Tuesday, July 19, 2011

Natural Hair in the Professional World

I should start out my clarifying that I have not EVEN gone totally natural. I'm in transition. But that doesn't stop me from being offended by the reactions and presuppositions people have to natural hair in the workplace.



Today's staff meeting was my new 'do debut for my teammates (there are only four of us, so a grand debut is not in the cards). I walk into the staff meeting and my boss says, "What did you do to your hair?"

"I'm trying something new," I quickly replied.


"Do you like it?" she asked, without missing a beat.

"I do," I replied blithely. "It feels more like me."
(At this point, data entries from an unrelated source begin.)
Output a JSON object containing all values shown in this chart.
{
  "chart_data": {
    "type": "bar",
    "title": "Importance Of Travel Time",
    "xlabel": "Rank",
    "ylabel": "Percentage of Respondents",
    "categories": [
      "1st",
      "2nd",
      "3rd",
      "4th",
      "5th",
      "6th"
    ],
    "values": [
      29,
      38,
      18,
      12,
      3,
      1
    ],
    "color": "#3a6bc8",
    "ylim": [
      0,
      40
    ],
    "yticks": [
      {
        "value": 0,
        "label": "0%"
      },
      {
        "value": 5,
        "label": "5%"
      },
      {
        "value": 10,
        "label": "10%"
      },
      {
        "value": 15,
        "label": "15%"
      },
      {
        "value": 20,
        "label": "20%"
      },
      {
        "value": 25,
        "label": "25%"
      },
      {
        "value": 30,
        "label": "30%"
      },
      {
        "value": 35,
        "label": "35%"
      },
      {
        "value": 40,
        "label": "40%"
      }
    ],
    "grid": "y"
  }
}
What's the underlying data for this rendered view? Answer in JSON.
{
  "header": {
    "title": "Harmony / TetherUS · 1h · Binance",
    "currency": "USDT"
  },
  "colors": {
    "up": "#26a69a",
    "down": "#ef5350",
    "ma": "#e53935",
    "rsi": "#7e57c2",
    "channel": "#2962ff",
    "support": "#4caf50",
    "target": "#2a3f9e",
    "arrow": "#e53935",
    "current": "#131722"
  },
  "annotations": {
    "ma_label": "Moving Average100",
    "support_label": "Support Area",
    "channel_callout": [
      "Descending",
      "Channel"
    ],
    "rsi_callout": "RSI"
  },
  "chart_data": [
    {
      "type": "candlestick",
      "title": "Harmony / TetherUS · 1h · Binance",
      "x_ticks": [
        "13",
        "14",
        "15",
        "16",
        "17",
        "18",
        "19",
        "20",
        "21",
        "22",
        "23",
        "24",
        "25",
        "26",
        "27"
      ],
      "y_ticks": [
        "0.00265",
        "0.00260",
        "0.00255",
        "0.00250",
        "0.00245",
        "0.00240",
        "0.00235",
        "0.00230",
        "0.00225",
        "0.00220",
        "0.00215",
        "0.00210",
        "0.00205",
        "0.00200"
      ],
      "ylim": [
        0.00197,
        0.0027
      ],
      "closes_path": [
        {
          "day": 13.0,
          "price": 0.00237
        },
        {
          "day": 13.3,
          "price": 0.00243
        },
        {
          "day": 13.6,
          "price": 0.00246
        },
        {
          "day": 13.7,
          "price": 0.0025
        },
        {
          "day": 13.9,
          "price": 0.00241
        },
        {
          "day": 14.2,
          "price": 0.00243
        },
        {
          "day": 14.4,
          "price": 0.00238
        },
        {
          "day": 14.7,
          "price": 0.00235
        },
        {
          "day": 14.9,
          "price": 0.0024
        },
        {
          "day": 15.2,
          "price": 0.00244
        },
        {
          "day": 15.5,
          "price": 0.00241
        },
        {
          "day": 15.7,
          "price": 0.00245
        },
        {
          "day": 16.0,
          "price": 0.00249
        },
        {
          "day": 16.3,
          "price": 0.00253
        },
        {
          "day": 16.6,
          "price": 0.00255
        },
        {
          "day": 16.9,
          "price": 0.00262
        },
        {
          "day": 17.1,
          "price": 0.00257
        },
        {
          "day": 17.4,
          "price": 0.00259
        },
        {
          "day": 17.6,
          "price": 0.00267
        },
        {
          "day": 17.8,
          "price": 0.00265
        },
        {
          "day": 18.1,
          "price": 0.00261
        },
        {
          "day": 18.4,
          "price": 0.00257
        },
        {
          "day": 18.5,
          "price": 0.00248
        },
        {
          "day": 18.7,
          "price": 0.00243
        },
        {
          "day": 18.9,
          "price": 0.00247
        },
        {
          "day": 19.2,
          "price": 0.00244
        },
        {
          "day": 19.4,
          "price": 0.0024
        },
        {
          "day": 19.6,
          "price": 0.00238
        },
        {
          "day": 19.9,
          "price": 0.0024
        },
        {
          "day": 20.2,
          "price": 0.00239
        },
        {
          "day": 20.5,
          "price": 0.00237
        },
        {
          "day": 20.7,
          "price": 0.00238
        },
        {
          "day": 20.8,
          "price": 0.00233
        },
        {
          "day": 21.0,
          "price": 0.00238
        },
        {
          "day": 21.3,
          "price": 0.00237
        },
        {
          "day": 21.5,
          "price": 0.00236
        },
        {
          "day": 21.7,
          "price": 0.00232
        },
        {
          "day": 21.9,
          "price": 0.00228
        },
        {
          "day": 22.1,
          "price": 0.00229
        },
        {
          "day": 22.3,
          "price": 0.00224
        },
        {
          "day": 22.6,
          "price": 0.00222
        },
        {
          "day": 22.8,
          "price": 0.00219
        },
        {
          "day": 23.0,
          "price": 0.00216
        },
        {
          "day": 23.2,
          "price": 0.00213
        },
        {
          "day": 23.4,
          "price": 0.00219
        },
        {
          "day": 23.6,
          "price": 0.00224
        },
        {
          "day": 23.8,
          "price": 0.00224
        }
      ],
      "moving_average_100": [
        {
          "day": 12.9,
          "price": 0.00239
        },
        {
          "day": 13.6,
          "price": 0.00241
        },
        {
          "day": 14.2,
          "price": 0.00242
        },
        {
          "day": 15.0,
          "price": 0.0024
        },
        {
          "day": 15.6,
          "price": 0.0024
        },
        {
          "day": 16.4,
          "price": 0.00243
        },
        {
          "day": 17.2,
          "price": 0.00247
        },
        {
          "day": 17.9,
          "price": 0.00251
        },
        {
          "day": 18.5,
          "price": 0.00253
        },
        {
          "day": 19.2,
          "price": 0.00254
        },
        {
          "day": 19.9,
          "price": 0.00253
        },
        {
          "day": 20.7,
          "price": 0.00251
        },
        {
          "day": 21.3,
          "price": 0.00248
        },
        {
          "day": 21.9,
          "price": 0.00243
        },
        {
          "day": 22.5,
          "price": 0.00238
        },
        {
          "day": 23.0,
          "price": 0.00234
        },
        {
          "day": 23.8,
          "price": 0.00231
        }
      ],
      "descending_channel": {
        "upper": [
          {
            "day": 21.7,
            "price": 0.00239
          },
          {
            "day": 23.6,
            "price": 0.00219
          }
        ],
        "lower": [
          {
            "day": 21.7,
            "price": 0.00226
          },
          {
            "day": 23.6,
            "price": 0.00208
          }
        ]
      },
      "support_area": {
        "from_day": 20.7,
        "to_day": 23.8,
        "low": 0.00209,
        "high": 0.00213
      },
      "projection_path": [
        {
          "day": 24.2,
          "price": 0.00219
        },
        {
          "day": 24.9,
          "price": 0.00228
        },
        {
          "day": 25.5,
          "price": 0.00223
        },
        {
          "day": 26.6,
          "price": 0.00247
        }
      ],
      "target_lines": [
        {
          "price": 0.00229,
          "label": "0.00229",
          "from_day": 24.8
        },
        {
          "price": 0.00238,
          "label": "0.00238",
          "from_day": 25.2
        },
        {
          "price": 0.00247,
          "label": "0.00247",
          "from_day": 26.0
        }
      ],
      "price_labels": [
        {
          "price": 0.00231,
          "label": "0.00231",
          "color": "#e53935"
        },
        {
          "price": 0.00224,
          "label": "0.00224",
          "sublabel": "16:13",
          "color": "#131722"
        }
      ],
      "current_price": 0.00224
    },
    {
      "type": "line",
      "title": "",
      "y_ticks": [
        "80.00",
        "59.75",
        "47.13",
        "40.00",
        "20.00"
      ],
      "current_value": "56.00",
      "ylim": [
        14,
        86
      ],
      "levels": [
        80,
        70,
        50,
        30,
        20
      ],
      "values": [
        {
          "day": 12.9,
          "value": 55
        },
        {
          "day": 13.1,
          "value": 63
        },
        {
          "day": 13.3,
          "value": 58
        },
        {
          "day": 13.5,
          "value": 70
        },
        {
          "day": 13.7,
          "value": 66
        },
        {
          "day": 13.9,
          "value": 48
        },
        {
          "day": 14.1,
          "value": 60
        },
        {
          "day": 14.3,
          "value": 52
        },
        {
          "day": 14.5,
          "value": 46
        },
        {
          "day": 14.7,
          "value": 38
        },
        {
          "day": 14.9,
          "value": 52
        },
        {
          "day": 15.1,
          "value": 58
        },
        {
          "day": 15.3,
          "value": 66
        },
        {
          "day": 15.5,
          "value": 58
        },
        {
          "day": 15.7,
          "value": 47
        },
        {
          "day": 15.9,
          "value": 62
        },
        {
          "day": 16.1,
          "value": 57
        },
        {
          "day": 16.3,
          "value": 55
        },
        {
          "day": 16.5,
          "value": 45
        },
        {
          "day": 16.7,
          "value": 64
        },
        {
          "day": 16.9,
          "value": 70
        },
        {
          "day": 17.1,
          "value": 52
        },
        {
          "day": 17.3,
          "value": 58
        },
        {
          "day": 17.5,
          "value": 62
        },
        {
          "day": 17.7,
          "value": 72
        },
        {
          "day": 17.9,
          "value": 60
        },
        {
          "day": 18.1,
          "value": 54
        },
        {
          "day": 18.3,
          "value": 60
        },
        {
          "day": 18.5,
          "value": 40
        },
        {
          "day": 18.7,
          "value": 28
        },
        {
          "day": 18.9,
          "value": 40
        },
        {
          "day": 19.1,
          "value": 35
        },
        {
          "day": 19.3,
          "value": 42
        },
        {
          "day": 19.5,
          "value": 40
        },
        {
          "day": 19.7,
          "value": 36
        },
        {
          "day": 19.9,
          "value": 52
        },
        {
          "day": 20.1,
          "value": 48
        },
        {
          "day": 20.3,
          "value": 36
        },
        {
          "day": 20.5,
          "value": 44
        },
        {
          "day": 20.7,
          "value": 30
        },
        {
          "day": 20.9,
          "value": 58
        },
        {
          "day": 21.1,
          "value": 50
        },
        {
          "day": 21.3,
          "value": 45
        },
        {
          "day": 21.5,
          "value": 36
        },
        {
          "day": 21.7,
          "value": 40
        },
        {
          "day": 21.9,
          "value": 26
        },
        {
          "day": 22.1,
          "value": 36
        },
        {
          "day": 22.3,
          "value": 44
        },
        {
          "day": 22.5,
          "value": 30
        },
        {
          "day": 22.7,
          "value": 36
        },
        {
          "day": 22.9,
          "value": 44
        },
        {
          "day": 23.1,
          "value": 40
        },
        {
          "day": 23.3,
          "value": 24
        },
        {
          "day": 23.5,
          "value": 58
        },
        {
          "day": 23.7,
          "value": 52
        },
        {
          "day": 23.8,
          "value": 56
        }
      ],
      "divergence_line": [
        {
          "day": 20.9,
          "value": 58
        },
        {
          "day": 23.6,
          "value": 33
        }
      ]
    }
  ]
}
This exchange might have gone unnoticed to others in the room, but it was something I had been anticipating. My boss lady is a very corporate type in many ways. Nothing else about my appearance has changed since my first day of employment. I expected her to comment of my hair long before now. I've been growing my hair for a while, and many days I didn't know what to do with it. Bad hair days? I've had more than my share. Some days, honestly, I know my hair has looked a hot mess because I've been fighting an uphill battle alone: trying to go natural in the midst of summertime humidity without professional help.

The fact that she never commented on my hair during the last six or seven months tells me something: curls elicit a unique response from people. It made me wonder if you look like you're trying to conform to the norm, even unsuccessfully, does it still earn some respect? Some credibility?

Maybe curls are a statement that say, "I won't be suppressed!" As long as I was at least trying (however unsuccessfully) to straighten my hair, I was still sending a message that I accept that norms. I have no piercings or tattoos. Maybe because I've been so "mainstream" all my professional life, different reactions to my appearance seem so unsettling.

Curls -- messy curls -- defy the norm.